Uru was pretty sucky, altho some of the effects were nice. Lousy 
puzzles, lame journals, stupid goals. Of course, it was supposed to be 
continued as an MMORPG, but it was still lame. Altho it was kind of 
cool, after reading the first Myst novel, to see some of the places 
described therein. (Not that I'd recommend the novel; it too was pretty 
awful.) I couldn't get Path of the Shell to run - something weird with 
the video driver. (In case you wonder, for example, the giant vertical 
tunnel at the end of Uru is where the heroine gets into D'ni in the 
novel, after finding geological anomolies in the desert (which you see 
at the start of Uru) caused by digging said tunnel).

I played the demo for the fifth Myst series, but I haven't bought the 
game. Anyone who has, care to comment? It looked like they couldn't 
really come up with a game idea, and I didn't really want to spend $50 
on it, but it's probably pretty cheap by now.
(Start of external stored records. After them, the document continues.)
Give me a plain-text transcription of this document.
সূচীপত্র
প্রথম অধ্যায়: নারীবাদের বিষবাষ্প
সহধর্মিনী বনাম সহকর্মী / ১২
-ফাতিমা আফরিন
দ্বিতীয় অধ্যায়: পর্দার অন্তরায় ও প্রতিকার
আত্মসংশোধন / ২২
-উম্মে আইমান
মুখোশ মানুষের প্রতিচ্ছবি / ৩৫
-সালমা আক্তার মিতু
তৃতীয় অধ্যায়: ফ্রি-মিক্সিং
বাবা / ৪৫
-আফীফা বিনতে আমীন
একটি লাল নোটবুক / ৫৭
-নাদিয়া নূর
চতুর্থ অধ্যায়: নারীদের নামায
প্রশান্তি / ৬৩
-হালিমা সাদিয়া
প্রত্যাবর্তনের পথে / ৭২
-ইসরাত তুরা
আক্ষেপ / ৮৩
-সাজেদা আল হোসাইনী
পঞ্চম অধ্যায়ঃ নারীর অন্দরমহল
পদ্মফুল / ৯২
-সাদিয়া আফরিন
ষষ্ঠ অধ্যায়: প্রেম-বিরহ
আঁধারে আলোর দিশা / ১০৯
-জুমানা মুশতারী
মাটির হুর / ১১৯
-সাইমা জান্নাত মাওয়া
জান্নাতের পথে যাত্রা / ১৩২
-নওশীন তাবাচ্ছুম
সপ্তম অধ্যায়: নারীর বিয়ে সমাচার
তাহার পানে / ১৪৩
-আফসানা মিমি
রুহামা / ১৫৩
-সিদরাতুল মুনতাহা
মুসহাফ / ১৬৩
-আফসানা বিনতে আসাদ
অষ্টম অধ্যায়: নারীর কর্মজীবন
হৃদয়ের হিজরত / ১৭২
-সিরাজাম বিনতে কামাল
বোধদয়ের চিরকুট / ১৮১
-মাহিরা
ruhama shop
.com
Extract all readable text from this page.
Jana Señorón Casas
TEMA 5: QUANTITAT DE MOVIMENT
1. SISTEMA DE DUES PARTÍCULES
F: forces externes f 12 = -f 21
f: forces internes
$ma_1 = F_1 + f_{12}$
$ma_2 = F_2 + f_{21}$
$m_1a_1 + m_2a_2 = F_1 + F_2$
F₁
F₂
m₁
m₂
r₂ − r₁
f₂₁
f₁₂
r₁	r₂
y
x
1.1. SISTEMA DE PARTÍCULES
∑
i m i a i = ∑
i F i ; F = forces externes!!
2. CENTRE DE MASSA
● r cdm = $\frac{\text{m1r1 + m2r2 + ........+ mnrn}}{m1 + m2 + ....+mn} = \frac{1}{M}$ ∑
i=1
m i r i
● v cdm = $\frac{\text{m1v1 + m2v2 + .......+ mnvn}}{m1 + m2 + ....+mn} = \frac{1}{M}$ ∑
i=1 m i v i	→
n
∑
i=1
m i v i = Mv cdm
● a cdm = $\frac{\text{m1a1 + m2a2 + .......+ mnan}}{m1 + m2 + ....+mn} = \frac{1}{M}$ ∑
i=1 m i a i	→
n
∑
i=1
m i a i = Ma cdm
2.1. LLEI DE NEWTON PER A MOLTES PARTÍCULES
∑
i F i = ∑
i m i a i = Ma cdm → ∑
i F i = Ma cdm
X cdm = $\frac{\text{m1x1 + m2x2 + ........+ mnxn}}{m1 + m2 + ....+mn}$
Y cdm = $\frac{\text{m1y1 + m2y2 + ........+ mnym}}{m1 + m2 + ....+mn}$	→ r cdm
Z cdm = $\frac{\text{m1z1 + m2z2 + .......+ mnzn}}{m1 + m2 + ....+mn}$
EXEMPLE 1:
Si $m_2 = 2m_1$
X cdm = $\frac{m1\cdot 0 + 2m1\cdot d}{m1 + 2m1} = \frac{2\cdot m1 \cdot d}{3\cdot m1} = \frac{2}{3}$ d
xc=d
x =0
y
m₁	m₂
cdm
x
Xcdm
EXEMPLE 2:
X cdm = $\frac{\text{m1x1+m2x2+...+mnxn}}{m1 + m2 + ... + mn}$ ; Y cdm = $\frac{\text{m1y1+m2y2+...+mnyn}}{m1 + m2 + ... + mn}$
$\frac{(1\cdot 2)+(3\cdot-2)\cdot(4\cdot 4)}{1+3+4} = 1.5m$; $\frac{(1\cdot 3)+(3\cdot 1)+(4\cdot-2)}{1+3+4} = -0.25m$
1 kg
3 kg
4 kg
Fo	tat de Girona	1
Compare to seventh guest (which I gave up when I realized it was all 
classic puzzles like 8 queens set in a haunted house for some reason), 
Lighthouse (which railroaded you into (say) not letting you leave the 
house before you listened to your answering machine, and otherwise was a 
stupid pixel hunt), or Schizm (which had a great premise of having two 
characters you could switch between to solve puzzles, but started out 
with you rescuing an expedition which by the end you find out never 
actually existed (what??!) and which involved absurd rituals on the part 
of the natives obviously designed to just drag out the game without 
needing to actually create more content). Longest Journey had its 
moments, but the puzzles were lame, as well as frustratingly timed 
(e.g., you have grungy clothes. You can't go into the clothes store 
because it's too expensive. You go talk to someone in the next store 
over, who points out you're improperly dressed, so *now* you can go in 
the clothes store). It was more a "string together a bunch of 
conversations with long walks between" than an actual game, altho the 
story was indeed kind of cool. Also I'll admit some of the conversations 
were excellent: "What do you mean these things crash all the time? I 
heard they were the safest mode of travel!"  "Well, sure, as long as 
you're not flying one. They almost never land on pedestrians." I think 
there were maybe three puzzles in the whole game I had to think about, 
but dozens of times where the right thing to do was obvious, but I 
hadn't triggered the game into letting me do it *yet*.

So have you played the fifth Myst game? Have you played something else I 
haven't mentioned?

-- 
   Darren New / San Diego, CA, USA (PST)
     It's not feature creep if you put it
     at the end and adjust the release date.